As War Descends, Let’s Choose to Trust


What now? We’ve had our war debate. So how do we conduct ourselves during war?

I know what I’m going to do: I’m going to acknowledge my reservations. I’m going to say that I wish it hadn’t come to this; don’t we all? And more to the point, I wish President Bush had been more convincing in the run-up. I wish he could have matched his resolve with finesse. I wish he had made a better case for the invasion of Iraq right now. I wish he had been more forthright, more humble, more inspiring. I wish he had held us together, and our friends too. I wish he had cultivated more trust and less partisanship in his presidency.

In other words, I wish George W. Bush was a larger man than what he has shown.

And as he signals the beginning of this assault, I sound my voice to help him be so.

I will not speak, or act, to make him smaller as the attack commences.

Time to choose.

As my friend Tim lights the burner on his Air Force F-16 and streaks into hostile Iraqi skies on the order of his commander in chief, my hopes will fly with him. Godspeed and good luck, captain.

Tim, you have held my daughter in your arms, as I have held yours. These two girls began their lives together in the same threadbare orphanage. Now you take sight of distant cities where other girls and their parents huddle in peril. About you, I have no reservations. You will do your best to bring down a tyrant without adding needlessly to the torment. And you need have no reservations about me.


I believe that Bush has in mind a better world. The grinding, hidden civilian casualties caused by years of trying to contain Saddam Hussein have not proved an honorable or “peaceful” alternative. Bush could be right when he says that force now will give pause to those who have declared war upon us and those who are inclined to support them. He may also be right that a liberated Iraq could provide an example for self-determination in a region that has enjoyed little of it.
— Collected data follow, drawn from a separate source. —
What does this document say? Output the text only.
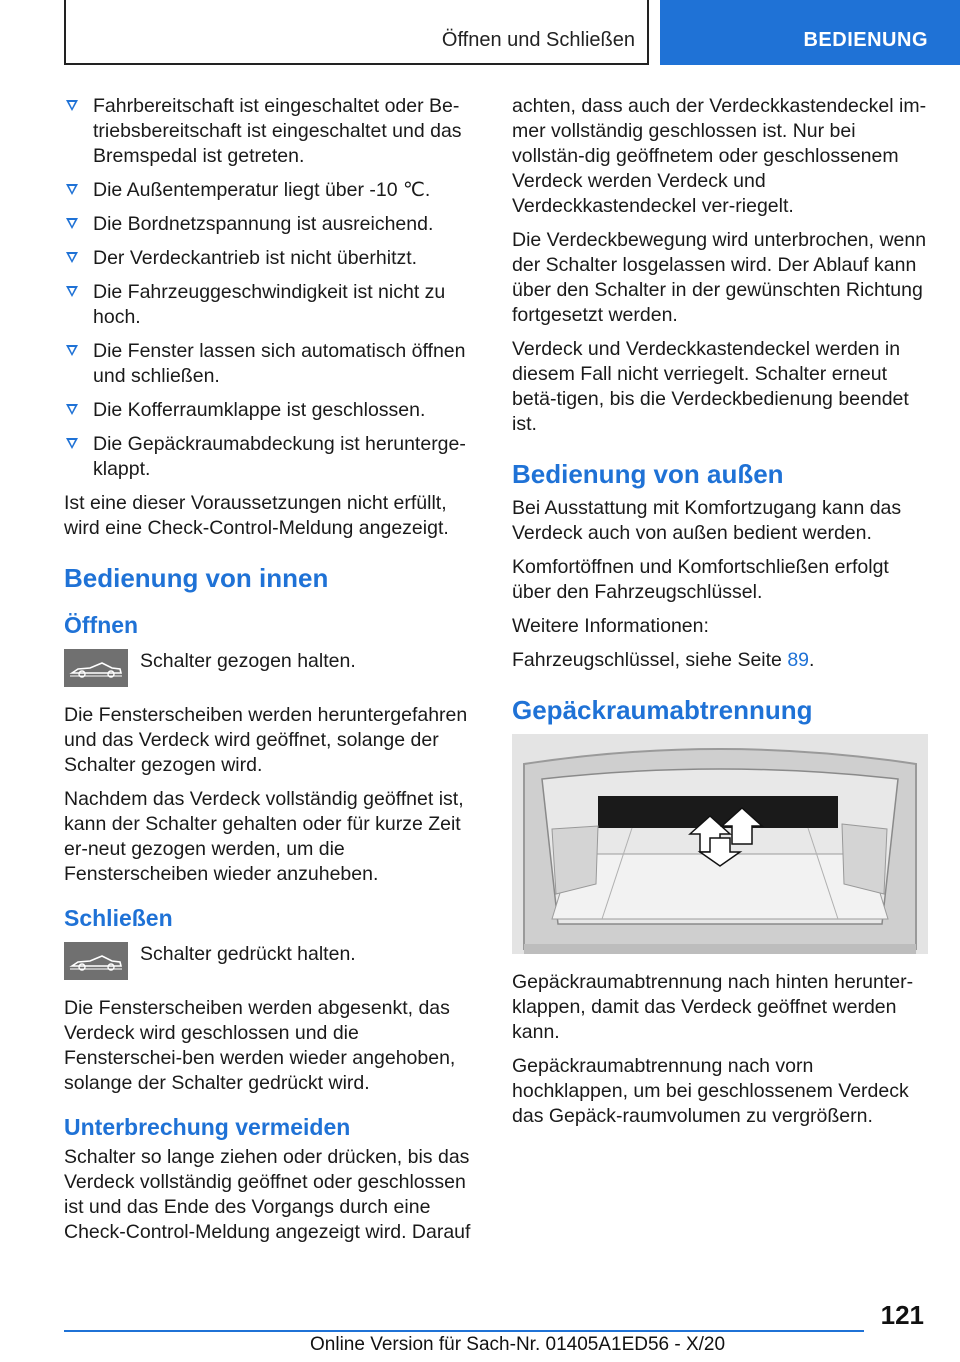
Öffnen und Schließen	BEDIENUNG
Fahrbereitschaft ist eingeschaltet oder Be-triebsbereitschaft ist eingeschaltet und das Bremspedal ist getreten.
Die Außentemperatur liegt über -10 ℃.
Die Bordnetzspannung ist ausreichend.
Der Verdeckantrieb ist nicht überhitzt.
Die Fahrzeuggeschwindigkeit ist nicht zu hoch.
Die Fenster lassen sich automatisch öffnen und schließen.
Die Kofferraumklappe ist geschlossen.
Die Gepäckraumabdeckung ist herunterge-klappt.

Ist eine dieser Voraussetzungen nicht erfüllt, wird eine Check-Control-Meldung angezeigt.

Bedienung von innen
Öffnen

Schalter gezogen halten.

Die Fensterscheiben werden heruntergefahren und das Verdeck wird geöffnet, solange der Schalter gezogen wird.

Nachdem das Verdeck vollständig geöffnet ist, kann der Schalter gehalten oder für kurze Zeit er-neut gezogen werden, um die Fensterscheiben wieder anzuheben.

Schließen

Schalter gedrückt halten.

Die Fensterscheiben werden abgesenkt, das Verdeck wird geschlossen und die Fensterschei-ben werden wieder angehoben, solange der Schalter gedrückt wird.

Unterbrechung vermeiden

Schalter so lange ziehen oder drücken, bis das Verdeck vollständig geöffnet oder geschlossen ist und das Ende des Vorgangs durch eine Check-Control-Meldung angezeigt wird. Darauf

achten, dass auch der Verdeckkastendeckel im-mer vollständig geschlossen ist. Nur bei vollstän-dig geöffnetem oder geschlossenem Verdeck werden Verdeck und Verdeckkastendeckel ver-riegelt.

Die Verdeckbewegung wird unterbrochen, wenn der Schalter losgelassen wird. Der Ablauf kann über den Schalter in der gewünschten Richtung fortgesetzt werden.

Verdeck und Verdeckkastendeckel werden in diesem Fall nicht verriegelt. Schalter erneut betä-tigen, bis die Verdeckbedienung beendet ist.

Bedienung von außen

Bei Ausstattung mit Komfortzugang kann das Verdeck auch von außen bedient werden.

Komfortöffnen und Komfortschließen erfolgt über den Fahrzeugschlüssel.

Weitere Informationen:

Fahrzeugschlüssel, siehe Seite 89.

Gepäckraumabtrennung

Gepäckraumabtrennung nach hinten herunter-klappen, damit das Verdeck geöffnet werden kann.

Gepäckraumabtrennung nach vorn hochklappen, um bei geschlossenem Verdeck das Gepäck-raumvolumen zu vergrößern.

121
Online Version für Sach-Nr. 01405A1ED56 - X/20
Can we be certain? Hardly. But we can be certain of this: A political uprising at home or by our erstwhile friends abroad will reduce whatever chance exists. Our enemies understand our weakness as well as our strength: that democracy, by its nature, means division -- and that political divisions can be exploited. In judo it’s called using the weight of an opponent against him.

I believe our contemporary history of timidity and our fitful attention span to boil-overs beyond our borders have given foes good reason to doubt our backbone. They suppose that our pluralistic, materialistic freedoms have corrupted us, sapped our resolve to fight for what we believe. They must surely hope to see proof of it in the days ahead.

Terrorists may strike back swiftly now. If so, their aim will be to turn Americans against the policies of the country. Wedge politics can work for outsiders too.

It is naive, however, to think that the U.S. would be any safer had peace protesters or the French carried the day. Attacks on Americans have been too persistent as it is.

Yes, horrible things have occurred in the name of citizens marching in lock step behind their leaders. But horrible things have occurred when people turned their eyes from trouble. Time to choose. I’ll choose trust, because the alternative abets those who have sworn our destruction.


Some of the people I admire most believe it is the job of the press and thinking citizens to always question, to doubt, to challenge. Hear, hear. And among the doctrines to be questioned, doubted and challenged is the absolutism of that one. In my lifetime, Americans have perfected their skepticism and the ability to say no. Our capacity to say yes, or to grant others the possibility of being right, has atrophied.

That’s how I think. But in so uncertain and deadly an endeavor, we answer to our hearts, too. So I’ll tell you how I feel.

I opened my old footlocker the other night. It is full of memories from the war of my youth. This chest is a shadow box, and it swallows up the brightest lights in the house. In Vietnam, 57,000 Americans were killed in a conflict that was ill conceived and wrongly executed. The toll of Vietnamese was perhaps 2.2 million.

I cannot endure the idea that this could happen again in my lifetime. I must wish the thought away. Close that footlocker. It is not indecent, but essential, to be optimistic about war. In many, many ways, the world is a better place today because people fought to make it so.